Some time ago I found that Computation of Courant number for the purpose of
diagnostics in done by averaging velocities toward the tracer point (see around
line 220 of diag.F),
Code: Select all
my_Cu=0.5_r8*ABS(u(i,j,k,nstp)+u(i+1,j,k,nstp))* &
& dt(ng)*pm(i,j)
my_Cv=0.5_r8*ABS(v(i,j,k,nstp)+v(i,j+1,k,nstp))* &
& dt(ng)*pn(i,j)
my_Cw=0.5_r8*ABS(wvel(i,j,k-1)+wvel(i,j,k))* &
& dt(ng)/Hz(i,j,k)
my_C=my_Cu+my_Cv+my_Cw
IF (my_C.gt.my_max_C) THEN
my_max_C =my_C
my_max_Cu=my_Cu
my_max_Cv=my_Cv
my_max_Cw=my_Cw
my_max_Ci=i
my_max_Cj=j
my_max_Ck=k
END IF
Courant number consistently with finite-volume interpretation of grid-point
discrete data.
In the code segment below it advective Courant number is defined as the sum
of fluxes directed OUTWARD from grid box Hz divided by its control volume.
Essentially it is the fraction of water replaced within the grid box "Hz" during
one time step.
Why OUTWARD? Because under this definition, Cu=1 is the condition when
flux-split first-order upstream advection scheme looses its positive definiteness
property (hence stability). Of course, other combinations of spatial discrete
advection schemes and time stepping algorithm should become unstable when
Cu exceeds a different critical value, but it is also comparable to 1.
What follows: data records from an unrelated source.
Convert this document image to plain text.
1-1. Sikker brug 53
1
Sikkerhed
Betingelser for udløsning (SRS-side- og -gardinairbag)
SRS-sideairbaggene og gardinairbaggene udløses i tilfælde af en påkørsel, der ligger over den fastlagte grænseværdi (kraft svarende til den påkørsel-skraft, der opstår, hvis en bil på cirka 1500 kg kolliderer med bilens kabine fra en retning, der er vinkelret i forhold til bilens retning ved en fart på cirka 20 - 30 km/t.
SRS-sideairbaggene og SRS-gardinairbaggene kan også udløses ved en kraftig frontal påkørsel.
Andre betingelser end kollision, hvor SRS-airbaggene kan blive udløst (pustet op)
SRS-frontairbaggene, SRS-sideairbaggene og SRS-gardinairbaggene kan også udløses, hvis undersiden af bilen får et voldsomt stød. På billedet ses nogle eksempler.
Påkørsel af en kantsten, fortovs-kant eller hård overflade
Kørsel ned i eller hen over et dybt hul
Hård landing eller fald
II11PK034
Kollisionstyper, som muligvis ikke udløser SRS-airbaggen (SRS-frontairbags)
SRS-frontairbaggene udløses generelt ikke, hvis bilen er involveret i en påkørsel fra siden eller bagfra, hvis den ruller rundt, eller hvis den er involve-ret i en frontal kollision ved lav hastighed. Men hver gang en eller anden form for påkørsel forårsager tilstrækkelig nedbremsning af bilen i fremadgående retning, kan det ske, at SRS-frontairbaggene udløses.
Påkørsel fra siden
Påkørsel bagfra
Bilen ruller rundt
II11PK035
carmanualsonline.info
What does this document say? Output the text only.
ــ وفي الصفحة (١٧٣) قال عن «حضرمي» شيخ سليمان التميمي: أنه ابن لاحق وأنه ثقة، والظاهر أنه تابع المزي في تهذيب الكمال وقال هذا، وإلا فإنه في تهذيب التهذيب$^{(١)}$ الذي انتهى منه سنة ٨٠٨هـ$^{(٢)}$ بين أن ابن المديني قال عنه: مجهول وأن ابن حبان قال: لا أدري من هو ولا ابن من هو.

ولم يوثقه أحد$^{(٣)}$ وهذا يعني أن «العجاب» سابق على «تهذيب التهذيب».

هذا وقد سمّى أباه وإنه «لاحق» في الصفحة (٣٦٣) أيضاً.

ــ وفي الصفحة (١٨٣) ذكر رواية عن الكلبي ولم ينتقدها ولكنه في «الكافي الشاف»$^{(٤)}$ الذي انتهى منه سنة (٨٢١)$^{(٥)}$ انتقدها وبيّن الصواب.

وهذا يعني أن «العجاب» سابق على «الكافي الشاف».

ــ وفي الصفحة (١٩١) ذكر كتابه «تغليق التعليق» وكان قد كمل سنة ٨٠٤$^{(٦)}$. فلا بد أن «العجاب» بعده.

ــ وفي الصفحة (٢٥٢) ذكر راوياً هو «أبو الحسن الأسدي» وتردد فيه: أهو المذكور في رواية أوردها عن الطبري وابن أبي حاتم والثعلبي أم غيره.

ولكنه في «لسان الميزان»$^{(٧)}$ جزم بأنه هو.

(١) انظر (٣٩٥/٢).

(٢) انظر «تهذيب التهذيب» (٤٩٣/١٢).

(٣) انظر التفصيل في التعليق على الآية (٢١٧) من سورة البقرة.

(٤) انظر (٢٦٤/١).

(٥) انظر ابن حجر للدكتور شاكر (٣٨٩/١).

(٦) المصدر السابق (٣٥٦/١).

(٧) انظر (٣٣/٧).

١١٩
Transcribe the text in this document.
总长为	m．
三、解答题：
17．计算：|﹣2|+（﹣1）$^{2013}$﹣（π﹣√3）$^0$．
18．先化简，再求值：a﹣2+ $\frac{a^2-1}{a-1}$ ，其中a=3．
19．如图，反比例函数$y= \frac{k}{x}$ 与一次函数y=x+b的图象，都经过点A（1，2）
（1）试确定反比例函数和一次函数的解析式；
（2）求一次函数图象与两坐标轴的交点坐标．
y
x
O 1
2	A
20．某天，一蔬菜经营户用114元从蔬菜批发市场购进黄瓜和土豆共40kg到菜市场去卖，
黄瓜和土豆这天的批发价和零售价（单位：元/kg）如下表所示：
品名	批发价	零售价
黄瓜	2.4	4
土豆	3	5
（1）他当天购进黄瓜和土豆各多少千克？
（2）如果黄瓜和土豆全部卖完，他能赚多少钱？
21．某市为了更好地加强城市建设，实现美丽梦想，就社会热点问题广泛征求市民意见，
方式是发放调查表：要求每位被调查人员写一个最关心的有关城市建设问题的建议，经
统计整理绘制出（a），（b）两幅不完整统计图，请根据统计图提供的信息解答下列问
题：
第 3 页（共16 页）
Note that in the case of "Hz"s fixed in time it does not matter whether it is
incoming or outgoing fluxes, because of the sum of incoming is equal to the
sum of outgoing. If "Hz"s are allowed to change, then it matters and it should
be the sum of outgoing. In principle, this definition is applicable to a code
which allows "drying" cells (i.e., one cannot take out more volume from an
about-to-dry cell that this cell has at the beginning of the time step), or,
in fact, any weird/unstructured grids with not necessarily six facets for
each grid box -- it can be any.
This also solves the dilemma which numbers to report: separate in each
direction, Cx,Cy,Cz or some combination of them, Cx+Cy+Cz. As the practical
utility of computing advective Courant number is to diagnose "hot spots" of
ROMS grids, which cause model blow up, and identify the primary reason -- either
exceeding horizontal or vertical velocity (say due to combination of a large
topographic slope and very fine local vertical resolution) , so it makes sense
to separate the two, but reporting two horizontal components is hardly useful:
ROMS grid resolutions are more or less horizontally isotropic most of the time.
Reported values are: "Cu_Adv" is full (tri-dimensional) Courant number;
"i,j,k" are coordinates where its maximum occurs; "Cu_W" is contribution
into "Cu_Adv" due to vertical velocity.
Code: Select all
# ifdef MAX_ADV_CFL
# ifdef MASKING
ciV=dt*rmask(i,j)*pm(i,j)*pn(i,j)/Hz(i,j,k)
# else
ciV=dt*pm(i,j)*pn(i,j)/Hz(i,j,k)
# endif
cw=ciV*( max(W(i,j,k), 0.) - min(W(i,j,k-1), 0.))
cx=cw+ciV*( max(FlxU(i+1,j,k), 0.) -min(FlxU(i,j,k), 0.)
& +max(FlxV(i,j+1,k), 0.) -min(FlxV(i,j,k), 0.))
if (cx .gt. my_Cu_Adv) then
my_Cu_Adv=cx
my_Cu_W=cw
my_i_cmax=i
my_j_cmax=j
my_k_cmax=k
endif
# else
...........
In theory, the most dramatic difference between the two diagnostics is when
velocity field is a tri-dimensional checkerboard pattern. Then averaging of
velocity components leads to zero, hence zero Courant number(?), while
computing it via sum of outgoing fluxes may lead to a large number.